A quick scan of Thorpe biographies revealed nothing nor did the Carlisle Indian School newspaper and literary magazine. Apparently, wire services didn’t pick up this article and Thorpe biographers didn’t stumble across it. A reason for that may be that trachoma was so prevalent among Indians at that time that it was not surprising that Jim would have had it. Richard Henry Pratt devoted several pages to eye disease among the Indians in his autobiography because it was a large problem with which he dealt.

Dr. Cornelius R. Agnew of New York City visited Fort Marion and became interested in improving conditions for the Indians. Agnew was a frequent visitor at Carlisle and a significant benefactor. On each visit, he would examine ill students and recommend treatments for them. He also treated students with trachoma at his office in New York. After his demise, his protégé, Dr. L. Webster Fox, of Philadelphia stepped up and treated students for free, charging the school only a dollar a day for room and board in his hospital. Fox treated Carlisle students for 20 years and, during this time, trained the school’s physicians in performing certain treatments. So, by the time Jim Thorpe developed trachoma, the school’s physician was probably able to do the surgery himself.

The article pointed out that Thorpe was unable to read Walter Camp’s article in which he named Thorpe to his All America first team, but was able to listen to someone read it to him. Apparently, the surgery was successful because good vision is necessary to hit a major league fastball.

Source of Sweetcorn Misinformation

April 8, 2010

A July 1970 article about the Sisseton-Wahpeton tribe’s alcohol program that was written by Homer Bigart for the New York Times News Service appears to be the source of much of the misinformation about Asa Sweetcorn that Sally Jenkins used in her book about Carlisle Indian School. One paragraph from this unsourced article is the major culprit:

The most illustrious member of the tribe was Asa Sweetcorn, an all-time football hero who played with Jim Thorpe at Carlisle. Asa was a giant who reputedly wore a size 21 collar and could ram his head through wooden doors.

A quick look through Carlisle Indian School newspapers uncovered no mention of Asa Sweetcorn in any year other than 1910. The Washington Post listed him as the starting left guard for the game against Virginia. This supports Gus Welch’s assertion that Sweetcorn was a “running guard.” School newspaper coverage of some other 1910 games mentioned his play. No mention of him being in a Carlisle game before or after 1910 was found. Steckbeck only lists him as being on the varsity squad in 1910. However, his rosters were often incomplete. Asa may have been on the varsity before 1910 but wasn’t a starter. But no evidence has been found to support that.
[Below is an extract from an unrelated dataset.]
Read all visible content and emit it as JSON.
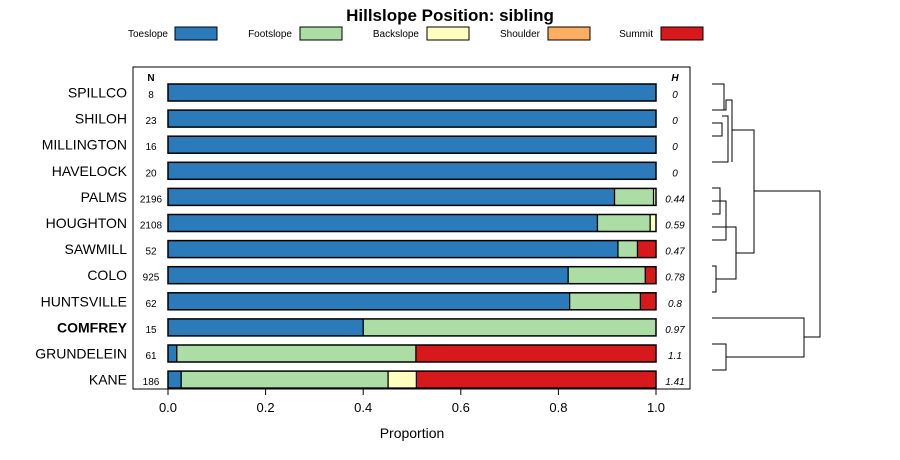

So, Sweetcorn was not a star on the 1910 team, or any other year. So, he definitely wasn’t “an all-time football hero.” He didn’t play on the varsity with Jim Thorpe, as Thorpe only played on the varsity in 1907, 1908, 1911 and 1912. He was not at Carlisle in 1910 when Sweetcorn played. So, the two didn’t play on the same team unless, when younger, they played on a shop team together.

Sweetcorn may have bulked up after leaving Carlisle, but Welch’s description of him and his photograph in uniform differ from that. He was anything but a giant when at Carlisle. It is possible that he gained so much weight later that he needed a size 21 collar, but he surely didn’t when he was at the Indian School.